Early life and education

Hawley was born in Stewartsville, North Carolina, where his father, a native of Connecticut, was pastor of a Baptist church. The father returned to Connecticut in 1837 and the son graduated from Hamilton College in 1847. He was admitted to the bar in 1850, and practised in Hartford, Connecticut for six years.

Opposition to

An ardent opponent of slavery, Hawley became a Free Soiler, was a delegate to the National Convention which nominated John Parker Hale for the presidency in 1852, and subsequently served as chairman of the party's State Committee and editor of the party's newspaper, the Charter Oak. In 1856 he took a leading part in organizing the Republican Party in Connecticut, and in 1857 became editor of the Hartford Evening Press, a newly established Republican newspaper.

Army service

He served in the Federal army with distinction throughout the Civil War, rising from the rank of captain to that of brevet major-general of volunteers.

Post war

After the war, Hawley served as governor of Connecticut from April 1866 to April 1867. A few months after stepping down from that office, he bought the Hartford Courant newspaper, which he combined with the Press. Under his editorship, this became the most influential newspaper in Connecticut and one of the leading Republican papers in the country.

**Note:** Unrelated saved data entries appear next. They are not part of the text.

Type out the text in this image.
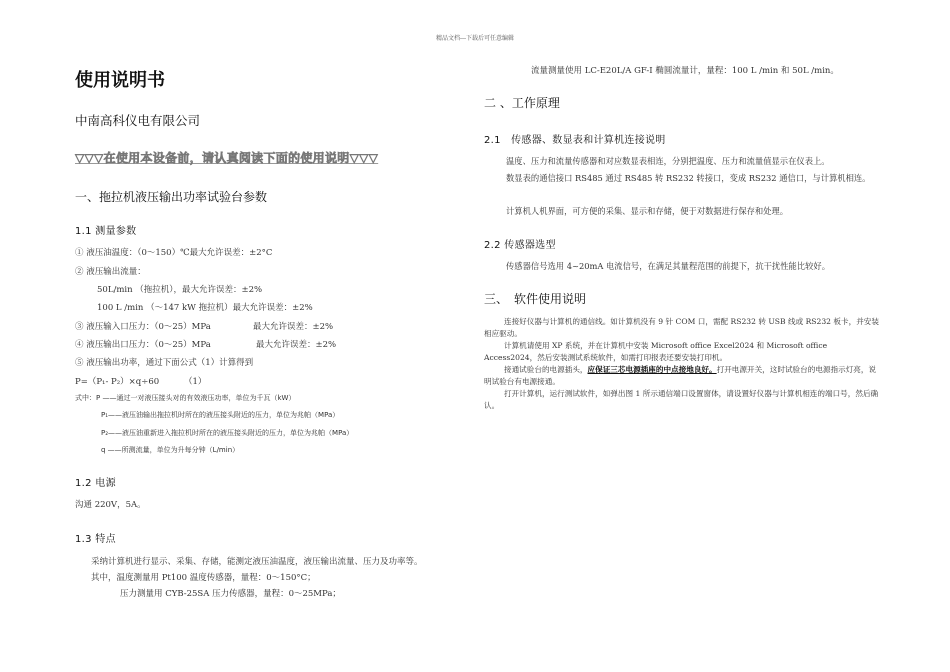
精品文档---下载后可任意编辑
使用说明书
中南高科仪电有限公司
▽▽▽在使用本设备前，请认真阅读下面的使用说明▽▽▽
一、拖拉机液压输出功率试验台参数
1.1 测量参数
① 液压油温度：（0～150）℃最大允许误差：±2°C
② 液压输出流量：
50L/min （拖拉机），最大允许误差：±2%
100 L /min （～147 kW 拖拉机）最大允许误差：±2%
③ 液压输入口压力：（0～25）MPa	最大允许误差：±2%
④ 液压输出口压力：（0～25）MPa	最大允许误差：±2%
⑤ 液压输出功率，通过下面公式（1）计算得到
P=（P₁- P₂）×q÷60	（1）
式中：P ——通过一对液压接头对的有效液压功率，单位为千瓦（kW）
P₁——液压油输出拖拉机时所在的液压接头附近的压力，单位为兆帕（MPa）
P₂——液压油重新进入拖拉机时所在的液压接头附近的压力，单位为兆帕（MPa）
q ——所测流量，单位为升每分钟（L/min）
1.2 电源
沟通 220V，5A。
1.3 特点
采纳计算机进行显示、采集、存储，能测定液压油温度，液压输出流量、压力及功率等。
其中，温度测量用 Pt100 温度传感器，量程：0～150°C；
压力测量用 CYB-25SA 压力传感器，量程：0～25MPa；
流量测量使用 LC-E20L/A GF-I 椭圆流量计，量程：100 L /min 和 50L /min。
二 、工作原理
2.1　传感器、数显表和计算机连接说明
温度、压力和流量传感器和对应数显表相连，分别把温度、压力和流量值显示在仪表上。
数显表的通信接口 RS485 通过 RS485 转 RS232 转接口，变成 RS232 通信口，与计算机相连。
计算机人机界面，可方便的采集、显示和存储，便于对数据进行保存和处理。
2.2 传感器选型
传感器信号选用 4~20mA 电流信号，在满足其量程范围的前提下，抗干扰性能比较好。
三、　软件使用说明
连接好仪器与计算机的通信线。如计算机没有 9 针 COM 口，需配 RS232 转 USB 线或 RS232 板卡，并安装相应驱动。
计算机请使用 XP 系统，并在计算机中安装 Microsoft office Excel2024 和 Microsoft office Access2024，然后安装测试系统软件，如需打印报表还要安装打印机。
接通试验台的电源插头，应保证三芯电源插座的中点接地良好。打开电源开关，这时试验台的电源指示灯亮，说明试验台有电源接通。
打开计算机，运行测试软件，如弹出图 1 所示通信端口设置窗体，请设置好仪器与计算机相连的端口号，然后确认。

From 1873 to 1876, Hawley served as president of the United States Centennial Commission, which planned and ran the Centennial Exhibition in Philadelphia.

Hawley was the permanent chairman of the Republican National Convention in 1868, was a delegate to the conventions of 1872, 1876 and 1880, was a member of Congress from December 1872 until March 1875 and again in 1879-1881, and was a United States senator from 1901 until March 3, 1905, being one of the Republican leaders both in the House and the Senate.

He died at Washington, DC, two weeks after stepping down from the Senate.